Finance SOPs and Financial Process Infrastructure

We established standard operating procedures for the financial functions that drive day-to-day accuracy in a shipbuilding operation: job cost entry (ensuring all costs are coded to the correct vessel and cost category — hull, mechanical, electrical, piping, outfitting, general conditions — at the point of entry), subcontractor payment processing (approval workflow, lien waiver collection where applicable, and payment scheduling aligned to the cash flow forecast), payroll processing (time entry verification by vessel, prevailing wage compliance where required on government contracts, and workers' compensation classification for yard trades), milestone billing preparation (assembling supporting documentation, scheduling owner and surveyor inspections, and submitting draw requests on a consistent timeline), and monthly close (defined calendar with reconciliation, EAC update, revenue recognition, WIP roll-forward, and management reporting milestones).
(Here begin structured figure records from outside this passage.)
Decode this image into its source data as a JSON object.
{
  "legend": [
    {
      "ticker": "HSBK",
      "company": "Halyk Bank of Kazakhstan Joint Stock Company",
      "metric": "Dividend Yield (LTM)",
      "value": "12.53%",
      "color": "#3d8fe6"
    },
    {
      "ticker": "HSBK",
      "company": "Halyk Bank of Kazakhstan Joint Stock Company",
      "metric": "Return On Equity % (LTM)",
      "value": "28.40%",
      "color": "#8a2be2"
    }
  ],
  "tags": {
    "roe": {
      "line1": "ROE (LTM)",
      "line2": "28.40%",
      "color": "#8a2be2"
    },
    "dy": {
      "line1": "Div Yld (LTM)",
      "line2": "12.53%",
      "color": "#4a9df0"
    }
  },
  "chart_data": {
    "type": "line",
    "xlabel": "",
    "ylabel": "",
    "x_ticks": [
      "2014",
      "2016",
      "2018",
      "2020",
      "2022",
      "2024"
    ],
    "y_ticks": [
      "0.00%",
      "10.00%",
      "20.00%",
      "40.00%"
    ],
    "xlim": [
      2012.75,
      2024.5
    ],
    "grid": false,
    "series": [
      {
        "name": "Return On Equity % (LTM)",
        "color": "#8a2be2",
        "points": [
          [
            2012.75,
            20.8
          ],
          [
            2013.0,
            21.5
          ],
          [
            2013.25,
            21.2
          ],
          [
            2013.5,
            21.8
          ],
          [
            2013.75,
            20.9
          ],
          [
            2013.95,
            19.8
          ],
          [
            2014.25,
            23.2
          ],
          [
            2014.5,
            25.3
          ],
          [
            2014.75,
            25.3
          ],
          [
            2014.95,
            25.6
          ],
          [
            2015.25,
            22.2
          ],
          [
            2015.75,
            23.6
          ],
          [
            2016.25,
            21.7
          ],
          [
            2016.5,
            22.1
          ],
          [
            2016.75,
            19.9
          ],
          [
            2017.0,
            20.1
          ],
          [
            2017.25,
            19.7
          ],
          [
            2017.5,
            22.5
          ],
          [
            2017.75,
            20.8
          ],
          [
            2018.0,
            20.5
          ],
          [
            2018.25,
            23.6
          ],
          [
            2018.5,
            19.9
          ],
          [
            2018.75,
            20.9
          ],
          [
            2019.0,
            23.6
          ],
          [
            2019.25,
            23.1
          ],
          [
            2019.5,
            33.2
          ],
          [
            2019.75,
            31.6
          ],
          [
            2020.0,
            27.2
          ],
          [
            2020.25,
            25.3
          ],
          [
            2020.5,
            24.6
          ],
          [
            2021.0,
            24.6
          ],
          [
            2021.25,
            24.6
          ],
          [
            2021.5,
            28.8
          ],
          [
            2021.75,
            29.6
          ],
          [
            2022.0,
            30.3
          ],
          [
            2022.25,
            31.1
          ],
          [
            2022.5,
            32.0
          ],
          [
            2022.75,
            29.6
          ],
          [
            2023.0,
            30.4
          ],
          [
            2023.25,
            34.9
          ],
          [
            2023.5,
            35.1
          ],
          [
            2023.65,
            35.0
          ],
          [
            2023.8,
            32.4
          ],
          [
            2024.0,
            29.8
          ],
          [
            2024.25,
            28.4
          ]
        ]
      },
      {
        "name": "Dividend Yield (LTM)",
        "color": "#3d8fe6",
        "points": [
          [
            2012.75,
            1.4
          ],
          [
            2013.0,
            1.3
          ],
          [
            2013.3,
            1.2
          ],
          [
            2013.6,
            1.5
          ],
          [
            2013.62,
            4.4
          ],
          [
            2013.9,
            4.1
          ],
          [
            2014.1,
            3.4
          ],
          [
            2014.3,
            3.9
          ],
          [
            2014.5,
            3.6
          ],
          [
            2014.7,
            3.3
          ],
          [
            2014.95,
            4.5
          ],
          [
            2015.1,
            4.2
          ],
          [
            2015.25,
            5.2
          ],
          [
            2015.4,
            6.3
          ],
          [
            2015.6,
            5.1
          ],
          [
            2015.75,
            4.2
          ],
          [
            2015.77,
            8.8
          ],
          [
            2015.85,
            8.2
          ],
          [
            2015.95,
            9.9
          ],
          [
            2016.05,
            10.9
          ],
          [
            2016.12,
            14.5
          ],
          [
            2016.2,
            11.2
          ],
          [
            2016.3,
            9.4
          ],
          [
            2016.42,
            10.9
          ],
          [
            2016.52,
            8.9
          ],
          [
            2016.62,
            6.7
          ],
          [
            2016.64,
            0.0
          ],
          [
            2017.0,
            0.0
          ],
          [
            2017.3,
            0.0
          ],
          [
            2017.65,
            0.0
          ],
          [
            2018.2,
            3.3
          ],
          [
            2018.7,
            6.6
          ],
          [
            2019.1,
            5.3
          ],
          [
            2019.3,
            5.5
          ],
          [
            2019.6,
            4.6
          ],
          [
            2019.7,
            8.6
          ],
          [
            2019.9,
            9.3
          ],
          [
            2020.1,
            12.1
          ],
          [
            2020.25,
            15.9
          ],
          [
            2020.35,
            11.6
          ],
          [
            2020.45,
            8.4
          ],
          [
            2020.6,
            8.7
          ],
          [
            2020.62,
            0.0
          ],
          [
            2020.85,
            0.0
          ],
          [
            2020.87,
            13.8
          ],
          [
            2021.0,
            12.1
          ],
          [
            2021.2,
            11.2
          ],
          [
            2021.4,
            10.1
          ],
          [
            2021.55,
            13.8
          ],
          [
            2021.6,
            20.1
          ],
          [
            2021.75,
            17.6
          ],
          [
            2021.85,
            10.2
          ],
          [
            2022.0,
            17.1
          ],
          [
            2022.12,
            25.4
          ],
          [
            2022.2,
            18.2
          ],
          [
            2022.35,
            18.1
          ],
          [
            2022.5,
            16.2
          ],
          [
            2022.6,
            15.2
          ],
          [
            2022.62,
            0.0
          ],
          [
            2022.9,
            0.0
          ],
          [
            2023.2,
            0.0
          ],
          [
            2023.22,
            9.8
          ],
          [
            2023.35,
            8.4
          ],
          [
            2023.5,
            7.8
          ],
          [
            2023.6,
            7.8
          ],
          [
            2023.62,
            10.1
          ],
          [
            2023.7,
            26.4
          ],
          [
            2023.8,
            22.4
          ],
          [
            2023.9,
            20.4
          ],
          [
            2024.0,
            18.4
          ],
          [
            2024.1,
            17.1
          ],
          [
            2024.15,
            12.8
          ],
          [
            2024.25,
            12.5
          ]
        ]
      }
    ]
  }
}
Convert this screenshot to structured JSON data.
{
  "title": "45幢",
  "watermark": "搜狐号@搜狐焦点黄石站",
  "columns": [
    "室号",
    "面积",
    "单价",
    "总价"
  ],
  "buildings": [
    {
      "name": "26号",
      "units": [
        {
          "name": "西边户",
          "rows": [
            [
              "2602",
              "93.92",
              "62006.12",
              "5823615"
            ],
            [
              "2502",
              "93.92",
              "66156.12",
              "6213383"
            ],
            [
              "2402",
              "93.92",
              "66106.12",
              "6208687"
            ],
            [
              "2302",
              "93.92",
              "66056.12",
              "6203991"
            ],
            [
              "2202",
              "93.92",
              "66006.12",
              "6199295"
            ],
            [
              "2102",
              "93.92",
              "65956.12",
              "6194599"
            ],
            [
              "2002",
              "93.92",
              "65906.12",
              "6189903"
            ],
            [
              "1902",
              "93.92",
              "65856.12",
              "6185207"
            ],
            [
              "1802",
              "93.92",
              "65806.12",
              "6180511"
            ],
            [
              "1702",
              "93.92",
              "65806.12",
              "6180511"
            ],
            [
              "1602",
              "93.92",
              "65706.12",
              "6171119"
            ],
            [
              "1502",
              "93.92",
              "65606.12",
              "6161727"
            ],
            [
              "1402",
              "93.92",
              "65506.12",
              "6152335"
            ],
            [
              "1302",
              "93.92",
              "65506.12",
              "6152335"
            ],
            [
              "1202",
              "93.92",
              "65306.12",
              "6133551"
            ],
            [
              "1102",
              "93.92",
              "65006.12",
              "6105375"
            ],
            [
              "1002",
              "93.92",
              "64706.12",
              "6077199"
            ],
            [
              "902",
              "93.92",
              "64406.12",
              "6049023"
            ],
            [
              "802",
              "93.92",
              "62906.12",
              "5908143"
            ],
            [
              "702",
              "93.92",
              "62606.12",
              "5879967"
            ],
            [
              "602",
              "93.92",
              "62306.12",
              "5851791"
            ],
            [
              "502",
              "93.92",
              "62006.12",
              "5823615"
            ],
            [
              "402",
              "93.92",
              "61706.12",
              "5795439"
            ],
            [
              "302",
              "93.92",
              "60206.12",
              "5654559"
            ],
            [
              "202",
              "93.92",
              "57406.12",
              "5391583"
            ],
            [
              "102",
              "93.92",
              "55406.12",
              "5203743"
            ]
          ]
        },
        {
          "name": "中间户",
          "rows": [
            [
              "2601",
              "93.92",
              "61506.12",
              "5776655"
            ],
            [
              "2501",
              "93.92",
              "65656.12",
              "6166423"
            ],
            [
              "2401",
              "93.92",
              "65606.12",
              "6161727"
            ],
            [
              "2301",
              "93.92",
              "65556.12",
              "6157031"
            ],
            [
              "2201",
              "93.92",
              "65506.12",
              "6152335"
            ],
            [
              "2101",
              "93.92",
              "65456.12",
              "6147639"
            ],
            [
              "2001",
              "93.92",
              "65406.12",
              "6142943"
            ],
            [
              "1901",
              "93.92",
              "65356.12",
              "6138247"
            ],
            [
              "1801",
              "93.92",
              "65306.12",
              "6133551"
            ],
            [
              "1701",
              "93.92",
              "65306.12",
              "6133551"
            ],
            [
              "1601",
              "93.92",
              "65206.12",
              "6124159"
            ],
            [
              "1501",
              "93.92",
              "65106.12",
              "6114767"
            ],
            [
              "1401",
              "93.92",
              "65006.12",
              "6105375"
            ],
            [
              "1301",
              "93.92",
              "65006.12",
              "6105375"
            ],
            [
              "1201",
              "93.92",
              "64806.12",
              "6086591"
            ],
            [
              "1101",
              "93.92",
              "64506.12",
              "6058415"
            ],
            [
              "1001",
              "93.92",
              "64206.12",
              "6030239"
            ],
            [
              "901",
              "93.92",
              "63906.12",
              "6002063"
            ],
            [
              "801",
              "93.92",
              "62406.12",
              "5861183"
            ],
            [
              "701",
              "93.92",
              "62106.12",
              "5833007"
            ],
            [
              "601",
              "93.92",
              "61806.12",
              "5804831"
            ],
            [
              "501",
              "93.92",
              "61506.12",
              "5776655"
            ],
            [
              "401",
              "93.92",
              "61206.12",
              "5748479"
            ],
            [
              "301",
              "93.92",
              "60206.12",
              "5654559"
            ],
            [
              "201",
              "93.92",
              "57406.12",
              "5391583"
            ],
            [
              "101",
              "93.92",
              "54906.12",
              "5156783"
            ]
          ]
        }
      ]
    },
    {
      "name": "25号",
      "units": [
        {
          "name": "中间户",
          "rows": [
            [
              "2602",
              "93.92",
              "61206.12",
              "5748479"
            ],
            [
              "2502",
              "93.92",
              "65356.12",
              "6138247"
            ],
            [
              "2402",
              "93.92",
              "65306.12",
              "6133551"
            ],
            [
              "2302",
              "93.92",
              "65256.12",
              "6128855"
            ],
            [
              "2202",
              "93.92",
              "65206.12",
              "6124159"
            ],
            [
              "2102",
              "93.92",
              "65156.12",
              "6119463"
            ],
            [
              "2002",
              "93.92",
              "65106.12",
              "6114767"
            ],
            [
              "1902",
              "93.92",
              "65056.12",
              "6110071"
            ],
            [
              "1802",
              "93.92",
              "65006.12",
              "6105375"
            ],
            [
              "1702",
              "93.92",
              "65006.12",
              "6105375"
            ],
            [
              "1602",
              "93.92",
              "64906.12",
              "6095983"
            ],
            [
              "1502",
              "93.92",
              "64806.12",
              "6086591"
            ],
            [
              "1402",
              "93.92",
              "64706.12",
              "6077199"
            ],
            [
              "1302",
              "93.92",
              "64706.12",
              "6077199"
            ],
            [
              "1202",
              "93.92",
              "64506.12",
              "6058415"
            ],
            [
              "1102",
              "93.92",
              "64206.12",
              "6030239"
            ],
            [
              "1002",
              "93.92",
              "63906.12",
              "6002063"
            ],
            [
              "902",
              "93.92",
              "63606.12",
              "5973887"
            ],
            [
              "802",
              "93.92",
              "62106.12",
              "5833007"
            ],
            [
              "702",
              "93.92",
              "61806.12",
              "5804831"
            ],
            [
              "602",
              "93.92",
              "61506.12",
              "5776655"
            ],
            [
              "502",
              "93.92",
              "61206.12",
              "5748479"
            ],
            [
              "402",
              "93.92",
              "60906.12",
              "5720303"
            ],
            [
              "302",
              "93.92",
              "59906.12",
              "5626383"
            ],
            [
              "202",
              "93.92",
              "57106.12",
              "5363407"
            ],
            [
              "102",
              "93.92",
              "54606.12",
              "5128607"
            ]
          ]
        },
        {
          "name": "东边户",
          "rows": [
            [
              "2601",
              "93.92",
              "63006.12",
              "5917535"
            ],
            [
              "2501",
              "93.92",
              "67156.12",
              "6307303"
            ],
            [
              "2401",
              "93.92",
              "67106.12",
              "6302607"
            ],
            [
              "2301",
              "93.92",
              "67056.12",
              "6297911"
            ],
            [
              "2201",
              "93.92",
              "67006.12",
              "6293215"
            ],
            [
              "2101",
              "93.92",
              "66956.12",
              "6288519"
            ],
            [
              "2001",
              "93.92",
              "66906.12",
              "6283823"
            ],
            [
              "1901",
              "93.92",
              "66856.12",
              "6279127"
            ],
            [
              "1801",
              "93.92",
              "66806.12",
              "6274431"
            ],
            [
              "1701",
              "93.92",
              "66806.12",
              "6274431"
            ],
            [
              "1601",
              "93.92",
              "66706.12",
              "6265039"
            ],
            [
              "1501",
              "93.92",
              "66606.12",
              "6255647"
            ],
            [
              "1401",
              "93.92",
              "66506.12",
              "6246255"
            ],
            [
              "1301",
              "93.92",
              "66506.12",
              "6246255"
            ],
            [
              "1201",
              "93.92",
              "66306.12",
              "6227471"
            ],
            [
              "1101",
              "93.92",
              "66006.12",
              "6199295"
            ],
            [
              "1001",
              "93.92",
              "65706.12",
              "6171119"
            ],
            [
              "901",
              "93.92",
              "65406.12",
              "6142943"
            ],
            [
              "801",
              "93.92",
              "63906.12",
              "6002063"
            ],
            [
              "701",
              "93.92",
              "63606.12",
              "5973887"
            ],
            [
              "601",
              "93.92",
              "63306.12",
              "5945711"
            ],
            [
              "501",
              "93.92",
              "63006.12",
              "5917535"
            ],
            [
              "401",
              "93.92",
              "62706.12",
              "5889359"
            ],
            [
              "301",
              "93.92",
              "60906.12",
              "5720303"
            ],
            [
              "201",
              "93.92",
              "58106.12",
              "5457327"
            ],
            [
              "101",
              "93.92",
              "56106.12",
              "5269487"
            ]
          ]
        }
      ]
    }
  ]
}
These procedures transformed the yard's back office from an ad hoc function that produced financial data intermittently into a structured operation that delivers accurate vessel-level and consolidated financials on a monthly cadence.

The Impact

The EAC-based revenue recognition system gave the client accurate vessel-level financial data for the first time since the acquisition. Leadership can now see which builds are on budget, which are experiencing margin erosion from material cost escalation or scope changes, and where change order activity is affecting the financial outcome — in real time, not after the vessel delivers. Quarterly financial statements accurately reflect the earned revenue and margin position of the business, which strengthened credibility with lenders and improved the accuracy of financial covenant reporting.

The 13-week cash flow model eliminated the liquidity surprises that had characterized the post-acquisition period. Milestone billing submissions are now scheduled proactively based on the forecast, subcontractor and supplier payments are timed against expected collections, and seasonal throughput variations are planned rather than reactive. The client has not experienced a funding gap on any active vessel build since the model was implemented.

Balance sheet reconciliation and audit-ready documentation reduced the risk of future audit findings and gave the client a clean financial foundation for ongoing reporting. The intercompany reconciliation resolved allocation issues that had obscured the true profitability of the shipbuilding operation versus related entities.

The operational SOPs reduced administrative errors, accelerated the monthly close, and freed project managers from financial tasks that were consuming time better spent on yard operations and vessel delivery. The business now operates with the financial infrastructure required to manage a $30M+ vessel construction portfolio with discipline — and to scale further through additional contracts or acquisitions without losing financial control.